The FTSE 100 index closed higher today after the price of oil rose and there was a bounce-back in mining companies and banking shares.
"Rallying commodity prices from crude oil to copper have boosted the beaten up mining sector," said Jasper Lawler, markets analyst at CMC Markets.
"Mining shares are still wallowing in a hangover from years of excessive production to meet the demands of booming industrial production and construction in China. But in the last couple of quarters, companies have started talking about closing down production, asset sales and dividend cuts to match a new reality in which China's growth is slowing as it transitions to consumption-based economy," he added.
The potential sale of the De Beers London headquarters pushed Anglo American higher, as investors welcomed the company's slimming down to match lower demand for commodities. Its share price rose 10.88 per cent to 483.75p.
These gains spread to other miners. BHP Billiton rose 8.48 per cent to 795p per share, while Rio Tinto jumped 8.38 per cent to 2,051p per share. Glencore closed at 132.4p per share, a rise of 11.32 per cent.

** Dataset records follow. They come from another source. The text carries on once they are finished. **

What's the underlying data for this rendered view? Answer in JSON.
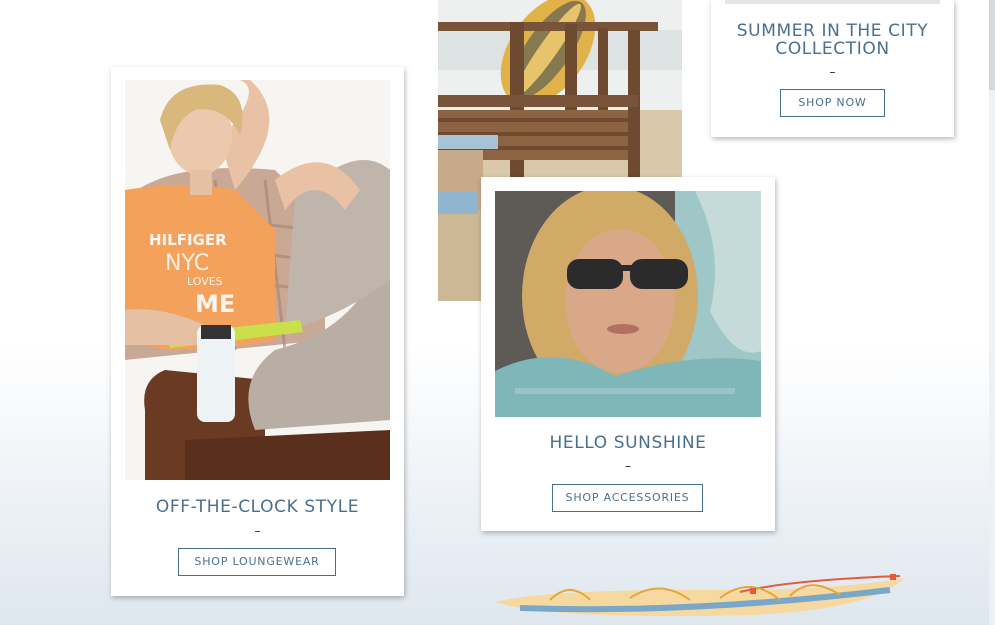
{
  "cards": [
    {
      "title": "OFF-THE-CLOCK STYLE",
      "separator": "–",
      "button": "SHOP LOUNGEWEAR"
    },
    {
      "title": "HELLO SUNSHINE",
      "separator": "–",
      "button": "SHOP ACCESSORIES"
    },
    {
      "title_line1": "SUMMER IN THE CITY",
      "title_line2": "COLLECTION",
      "separator": "–",
      "button": "SHOP NOW"
    }
  ],
  "photos": {
    "tshirt_print_line1": "HILFIGER",
    "tshirt_print_line2": "NYC",
    "tshirt_print_line3": "LOVES",
    "tshirt_print_line4": "ME"
  },
  "colors": {
    "accent": "#4a6f8d",
    "background": "#ffffff"
  }
}
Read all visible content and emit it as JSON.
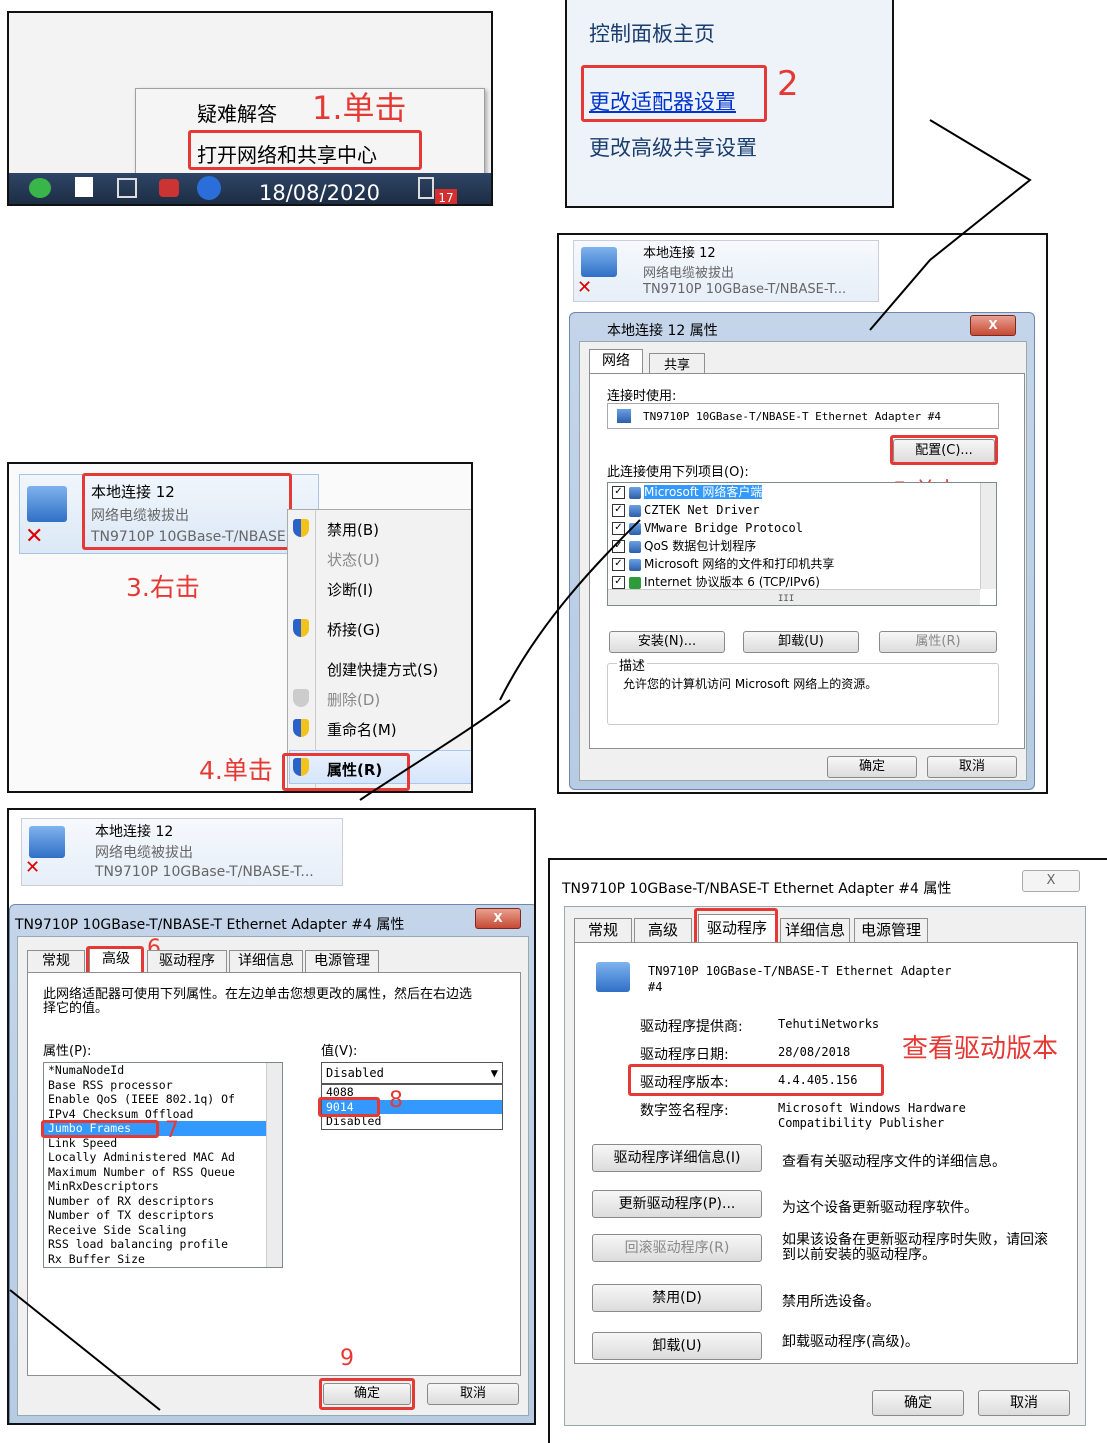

And banking shares rose as sentiment continues to improve after last week. Barclays' share price rose 2.1 per cent to 165.15p, while Lloyds was up 2.23 per cent to 63.12p per share.
Standard Chartered also rose 5.23 per cent to 436.3p per share, but Royal Bank of Scotland slipped 0.57 per cent to 245.2p per share.
However, HSBC bucked the trend after reporting disappointing full-year results. Its share price fell sharply during the day, but recovered to close just 0.94 per cent lower at 445.9p per share.
As oil prices rebounded, Shell's share price closed at 1,617p, a 3.94 per cent jump. BP was meanwhile up 3.96 per cent to 356.65p per share.
The pound meanwhile was subject to its largest biggest daily fall since May 2010, after London mayor Boris Johnson came out in support of Brexit.
But a weaker pound could end up benefiting many FTSE stocks, which have substantial international exposure.
"Mining companies have underperformed more UK-exposed shares as growth in the UK economy outpaced other parts of the world. With Brexit uncertainty possibly disrupting business investment and consumer spending, it could be the more internationally-exposed sectors’ time to shine," Lawler added.
More generally, analysts at JP Morgan said in a note: "In the event of UK leaving, the initial knee-jerk impact on the market could be quite negative, but we believe the resulting GBP weakness and BoE action will cushion a chunk of the fall in equities."
House builders meanwhile ended up at the bottom of the FTSE. Berkeley Group Holding's share price fell 4.85 per cent to 3,203p, while Taylor Wimpey was down 4.74 per cent to 175p per share.
Barratt Developments also fell 4.45 per cent to 560p per share, and Persimmon ended the session at 1,973p per share, a 4.32 per cent rise.